Jon M Venstad
Jon M Venstad
Principal Vespa Engineer

Vespa increases HTTP visiting throughput ten-fold or more

Decorative image

Photo by Annie Spratt on Unsplash

Vespa is built to scale; documents are distributed across any number of content nodes, and queries and document operations pass concurrently through the container layer in front. The container /document/v1/ API is intended for reading and writing documents, but while it supports high-throughput feeding, it has only provided limited throughput for bulk reads, i.e., visiting, that is, until now! This blog post shows how a new slicing feature lets visiting throughput scale with the number of containers or clients used for visiting, whichever is the bottleneck.

Visiting Vespa

Visiting is an iteration through all documents stored on the Vespa content nodes, with an optional document selection for filtering. Matched documents are sent to a specified destination‚ÄĒtypically the client initiating the visit. This lets users dump their entire corpus, or retrieve all documents matching some criterion, using a minimum of resources. It is also used to power the update-where and delete-where endpoints in /document/v1.

When using the visit endpoint, the receiver of the visited documents is first the serving container, and then the HTTP client. To keep the visit endpoint stateless, the state of the visitor must be local to the HTTP request. This means that each visitor can only fill a single HTTP response, and end-to-end throughput from a single visitor is limited by the HTTP throughput of a single container node, which is typically much lower than the throughout from the content nodes to this container. Release 7.499.15 of Vespa addresses both of these issues: increasing HTTP throughput of a single container, and allowing a visit to be served by several containers.

Improving throughput

The simplest improvement is to stream the HTTP responses, lowering the time to first byte, and allowing more data per HTTP exchange, thus reducing HTTP overhead. Enabling this is particularly effective when network latency is high relative to the bandwidth consumed.

The most impactful improvement, which provides scalability, is to partition the documents into independent subsets, allowing multiple visitors to iterate through the full corpus independently of each other. This lets a single, logical visit be performed by multiple, concurrent HTTP exchanges, which can be distributed across any number of containers, and also clients! The Vespa documentation has a sample script for dumping all documents, which visits across multiple slices in parallel. For maximum throughput, take care to scale the number of slices with the number of container nodes.

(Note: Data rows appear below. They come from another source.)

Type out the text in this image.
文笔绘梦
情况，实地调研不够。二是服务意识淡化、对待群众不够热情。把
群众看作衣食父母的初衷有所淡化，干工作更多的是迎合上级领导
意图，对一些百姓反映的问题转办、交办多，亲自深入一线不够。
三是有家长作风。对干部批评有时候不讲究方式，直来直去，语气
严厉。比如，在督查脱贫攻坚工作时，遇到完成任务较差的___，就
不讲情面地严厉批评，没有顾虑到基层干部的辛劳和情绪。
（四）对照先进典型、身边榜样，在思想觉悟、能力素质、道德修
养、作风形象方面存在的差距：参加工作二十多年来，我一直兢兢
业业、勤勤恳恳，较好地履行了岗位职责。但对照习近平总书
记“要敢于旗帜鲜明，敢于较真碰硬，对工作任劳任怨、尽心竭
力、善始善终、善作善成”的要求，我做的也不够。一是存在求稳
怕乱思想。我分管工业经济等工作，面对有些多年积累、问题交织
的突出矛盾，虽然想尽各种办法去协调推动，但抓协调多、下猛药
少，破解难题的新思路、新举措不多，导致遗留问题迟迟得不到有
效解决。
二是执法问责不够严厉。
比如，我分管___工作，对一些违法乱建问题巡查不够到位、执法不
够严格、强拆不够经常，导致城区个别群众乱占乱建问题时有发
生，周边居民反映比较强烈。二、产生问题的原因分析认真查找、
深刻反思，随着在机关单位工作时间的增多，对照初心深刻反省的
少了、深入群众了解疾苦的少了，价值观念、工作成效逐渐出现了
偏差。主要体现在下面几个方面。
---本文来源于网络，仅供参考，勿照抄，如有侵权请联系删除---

The below drawing illustrates a single client making 4 successive HTTP calls to fetch parts 1, 2, 3 and 4 of the corpus, on the left; and two parallel clients, each making a single call to fetch parts 1 and 3, and 2 and 4. Serial vs parallel visiting


The effectiveness of these improvements was evaluated against some applications we operate in the Vespa cloud. One of the applications had only 2 container nodes, with limited resources, and high GC pressure and memory utilisation. With the client in the same geographical region, throughput without slicing was measured at 0.33Gbps, and increased to 1.12Gpbs when slicing was used. This caused only a minor increase in GC activity, but mostly saturated the 2 vCPU on each of the containers.

Another application that was used had 5 container nodes, with plenty of resources to spare. With the client in the same data centre as the application, throughput without slicing was measured at 0.26Gbps, while throughput increased to 3.3Gpbs with slicing. When the client was on the opposite coast of North America, the numbers were 0.14Gpbs vs 3.2Gpbs. In both cases, the visit increased CPU utilisation by around 6 vCPU.

The reason for the worse performance for the coast-to-coast setup, prior to slicing, is that only parts of the corpus are contained in each HTTP request, and the next HTTP request cannot be sent before the previous response has been processed, and the continuation token extracted. Simply turning on streamed responses increased throughput to 0.22Gbps (+50%) for the coast-to-coast setup.


In summary, these new features increase visiting throughput for a single Vespa HTTP container by at least a factor 2. Moreover, it allows visiting throughput to scale with the number of containers or clients, whichever is the bottleneck. The features are available since release 7.499.15, so make sure to update your installation, if visiting is for you!